Royal Lytham and the demands of a modern major
Royal Lytham & St Annes is not being chosen on nostalgia alone. The club has a strong championship record, having staged 11 Opens, five Women’s Opens, two Ryder Cups, five Senior Opens, the Walker Cup and the Curtis Cup. It has also produced memorable winners, with Ernie Els lifting the Claret Jug there in 2012 and Seve Ballesteros winning two of his three Open titles at the venue. The course’s history gives the R& A a reliable platform, but it also comes with a modern challenge: space.
Although the course is close to the coast, spectators and players cannot see the sea, and the land is hemmed in by a railway track and houses. The R& A has required significant work to create space for a modern Open, including remodelling the par-five 11th into a 601-yard straight hole by removing bushes to allow for a new practice area. That detail is important because it shows how hosting rights now depend on physical adaptation, not simply reputation.

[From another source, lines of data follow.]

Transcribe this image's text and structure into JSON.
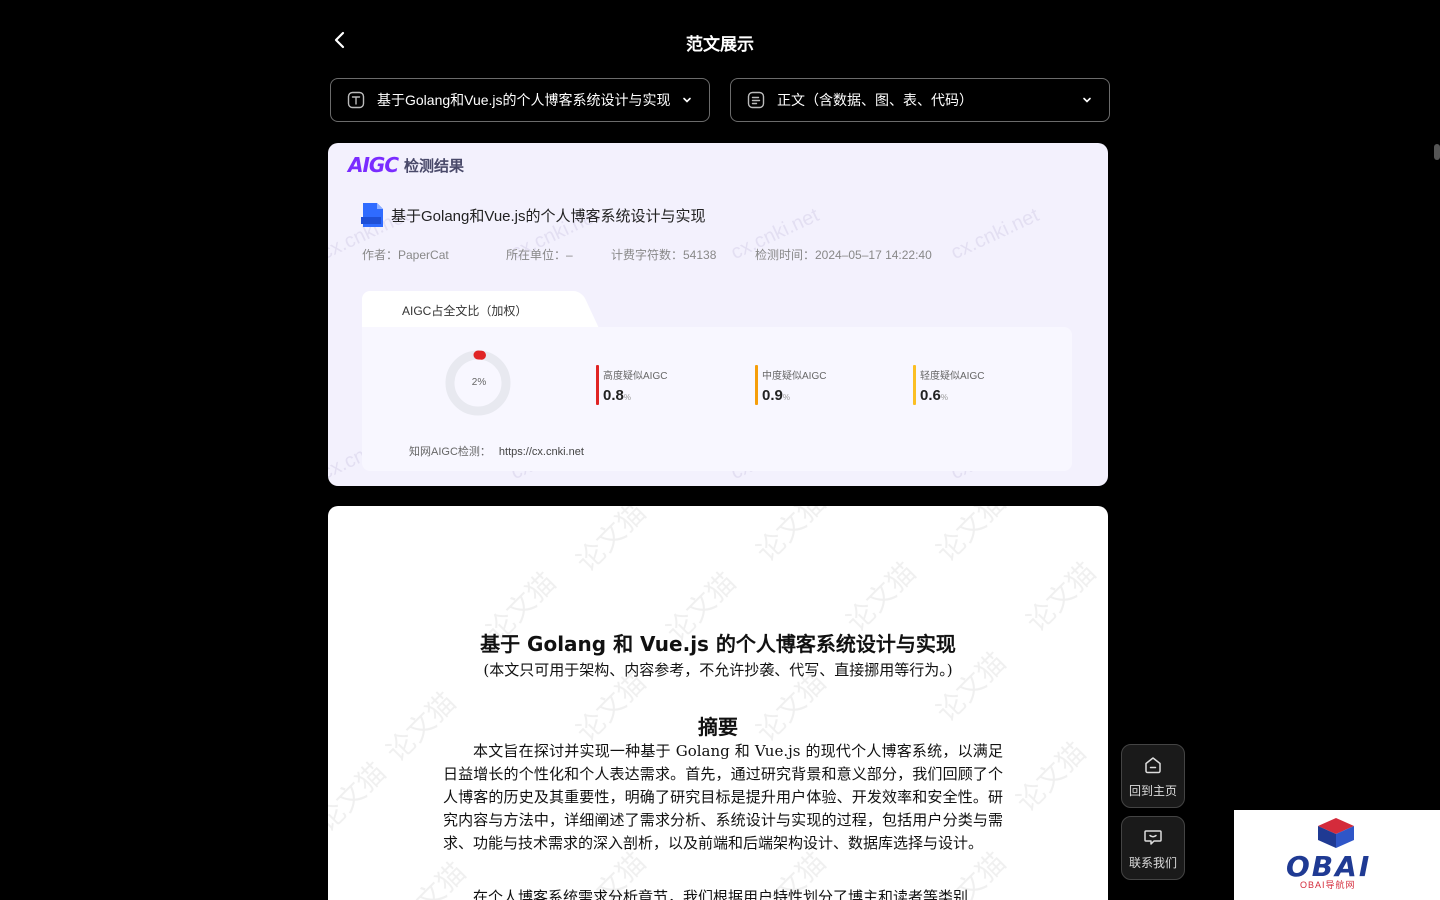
{
  "header": {
    "title": "范文展示"
  },
  "selects": {
    "title_value": "基于Golang和Vue.js的个人博客系统设计与实现",
    "section_value": "正文（含数据、图、表、代码）"
  },
  "result": {
    "logo": "AIGC",
    "heading": "检测结果",
    "doc_title": "基于Golang和Vue.js的个人博客系统设计与实现",
    "meta": {
      "author": "作者：PaperCat",
      "unit": "所在单位：–",
      "chars": "计费字符数：54138",
      "time": "检测时间：2024–05–17 14:22:40"
    },
    "tab_label": "AIGC占全文比（加权）",
    "overall_percent": "2%",
    "overall_fraction": 0.02,
    "metrics": [
      {
        "label": "高度疑似AIGC",
        "value": "0.8",
        "unit": "%",
        "color": "#e02424"
      },
      {
        "label": "中度疑似AIGC",
        "value": "0.9",
        "unit": "%",
        "color": "#f59e0b"
      },
      {
        "label": "轻度疑似AIGC",
        "value": "0.6",
        "unit": "%",
        "color": "#fbbf24"
      }
    ],
    "cnki_label": "知网AIGC检测：",
    "cnki_url": "https://cx.cnki.net",
    "watermark": "cx.cnki.net"
  },
  "paper": {
    "title": "基于 Golang 和 Vue.js 的个人博客系统设计与实现",
    "note": "(本文只可用于架构、内容参考，不允许抄袭、代写、直接挪用等行为。)",
    "abstract_heading": "摘要",
    "abstract_body": "本文旨在探讨并实现一种基于 Golang 和 Vue.js 的现代个人博客系统，以满足日益增长的个性化和个人表达需求。首先，通过研究背景和意义部分，我们回顾了个人博客的历史及其重要性，明确了研究目标是提升用户体验、开发效率和安全性。研究内容与方法中，详细阐述了需求分析、系统设计与实现的过程，包括用户分类与需求、功能与技术需求的深入剖析，以及前端和后端架构设计、数据库选择与设计。",
    "abstract_next": "在个人博客系统需求分析章节，我们根据用户特性划分了博主和读者等类别",
    "watermark": "论文猫"
  },
  "floating": {
    "home_label": "回到主页",
    "contact_label": "联系我们"
  },
  "brand": {
    "name": "OBAI",
    "sub": "OBAI导航网"
  }
}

Expert views and the wider championship picture
Darbon called Royal Lytham & St Annes “one of golf’s most cherished and historic venues, ” while also saying the R& A remains open to continued dialogue with Turnberry. His comments underline a dual approach: preserve the character of the rota, but only where the infrastructure can support what the championship now requires.
Former R& A chief executive Martin Slumbers previously said Muirfield would not host The Open until its membership policy changed, and the club later voted to allow female golfers to apply for membership. Even so, the venue has not yet returned to the rota. That sequence suggests the R& A’s decisions are shaped by both practical and institutional considerations, and the two are not always easy to separate.
For the wider game, royal lytham’s return strengthens the sense that trusted, championship-ready courses are becoming the safest answer to a crowded sporting calendar. The Open still carries historic weight, but its future staging now depends on more than tradition alone. If the 2028 edition can succeed under a compressed schedule and a more demanding logistical model, which venues will be best placed to follow?